Again, I would like to repeat that this is not necessarily defacto or best practice, I’m just putting out what is working for me. If you think I’m stupid feel free to say so, but post an example of a better way or your comment will be deleted. Onward.

So your app is up and running, what is next? The most important thing now is to back everything up. This includes your database, your subversion repository and any files that are not versioned (user uploads, etc.).

First things first, prepare move offsite

Before we even get to backups, note this: backups are no good if they are only on your server and your server crashes. Push backups offsite with sftp, ssh, scp or rsync. Below is an example yaml config I use called sftp.yml. You’ll see how it comes into use later in this article.

username: stewey
password: iscool
host: familyguy.com
dir: path/to/backup/folder

Database Backups

Database backups for the size of apps we are talking about are pretty simple.
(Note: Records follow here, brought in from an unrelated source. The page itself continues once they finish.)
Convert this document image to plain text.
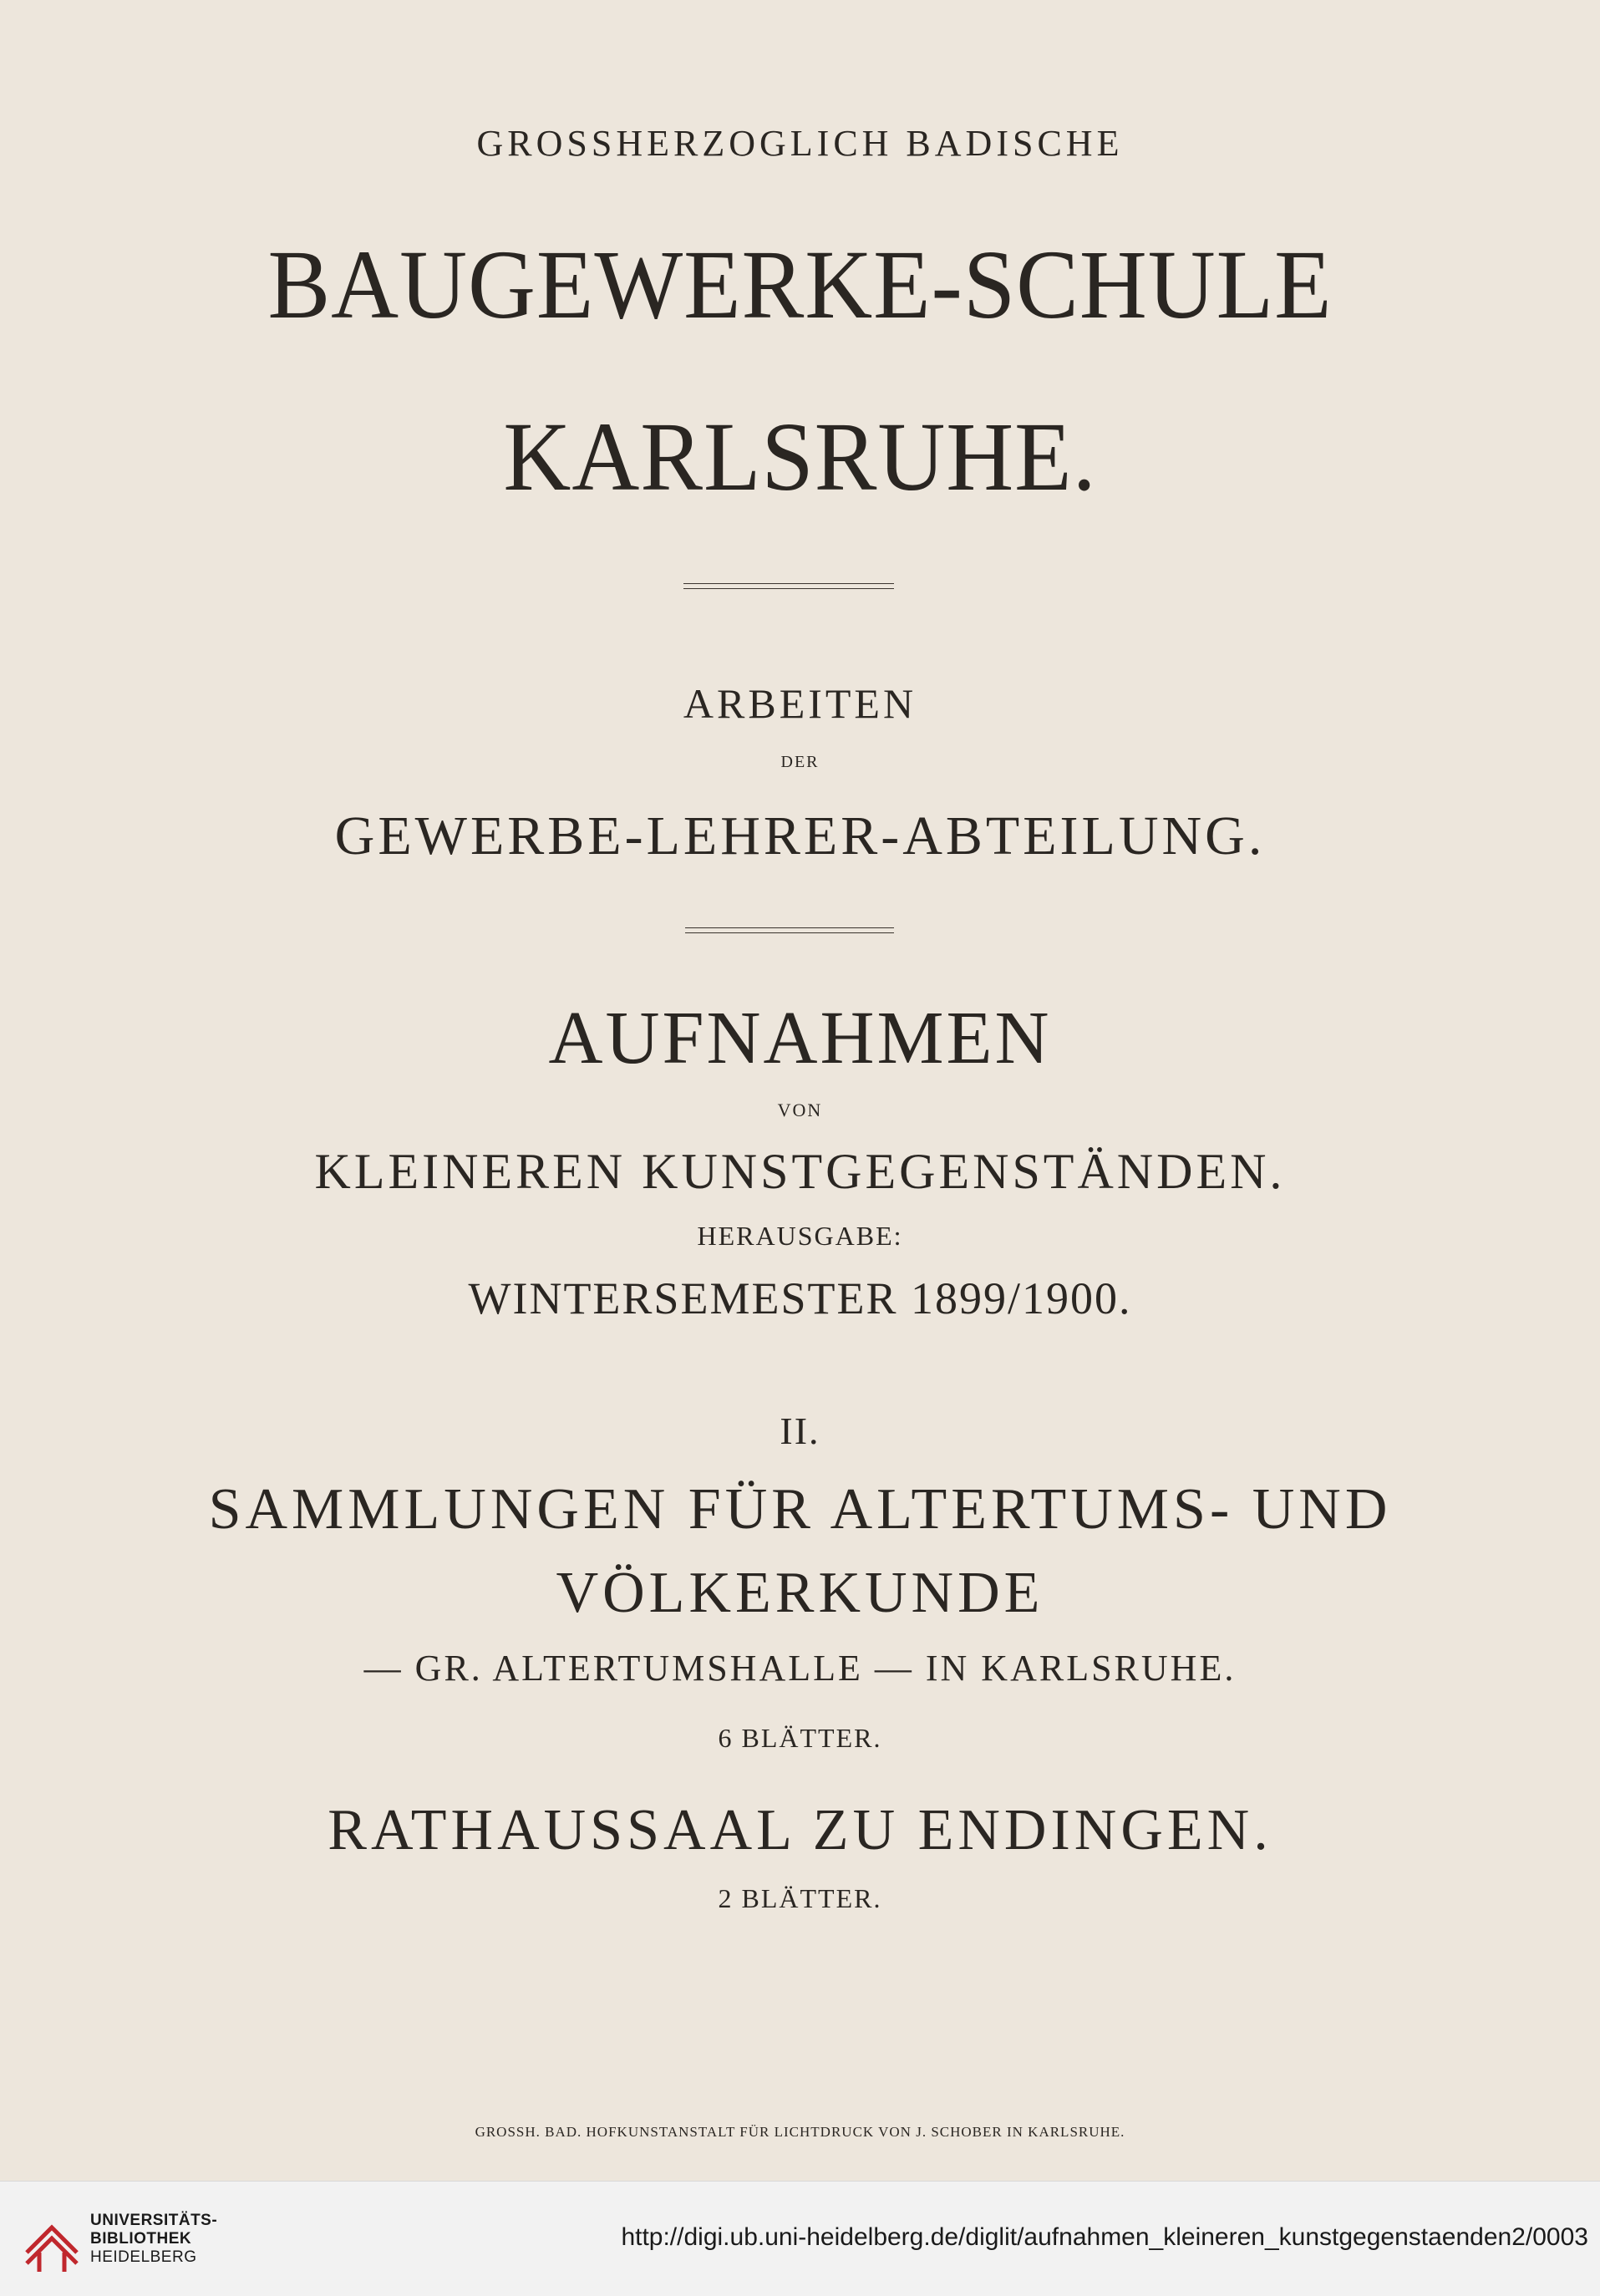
GROSSHERZOGLICH BADISCHE
BAUGEWERKE-SCHULE
KARLSRUHE.
ARBEITEN
DER
GEWERBE-LEHRER-ABTEILUNG.
AUFNAHMEN
VON
KLEINEREN KUNSTGEGENSTÄNDEN.
HERAUSGABE:
WINTERSEMESTER 1899/1900.
II.
SAMMLUNGEN FÜR ALTERTUMS- UND
VÖLKERKUNDE
— GR. ALTERTUMSHALLE — IN KARLSRUHE.
6 BLÄTTER.
RATHAUSSAAL ZU ENDINGEN.
2 BLÄTTER.
GROSSH. BAD. HOFKUNSTANSTALT FÜR LICHTDRUCK VON J. SCHOBER IN KARLSRUHE.
UNIVERSITÄTS-
BIBLIOTHEK
HEIDELBERG
http://digi.ub.uni-heidelberg.de/diglit/aufnahmen_kleineren_kunstgegenstaenden2/0003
I only know mysql so that is all I will show but you could take these principles to any RDBMS. What I did is create a folder in my user home directory named bin. Inside it I keep all the ruby files that do the backup work. Below is ~/bin/database_dump.rb.

#!/usr/bin/ruby
require 'yaml'
require 'logger'
require 'rubygems'
require 'net/ssh'
require 'net/sftp'

APP        = '/path/to/app/current/directory'
LOG_FILE   = '/home/username/log/database.log'
TIMESTAMP  = '%Y%m%d%H%M%S'

log        = Logger.new(LOG_FILE, 5, 10*1024)
dump       = "conductor_#{Time.now.strftime(TIMESTAMP)}.sql.gz"
# get the off server sftp configuration settings
ftp_config = YAML::load(open('/home/username/bin/sftp.yml'))
# get the production database configuration
config     = YAML::load(open(APP + '/config/database.yml'))['production']
cmd        = "mysqldump -u #{config['username']} -p#{config['password']} -h #{config['host']} --add-drop-table --add-locks --extended-insert --lock-tables #{config['database']} | gzip -cf9 > #{dump}"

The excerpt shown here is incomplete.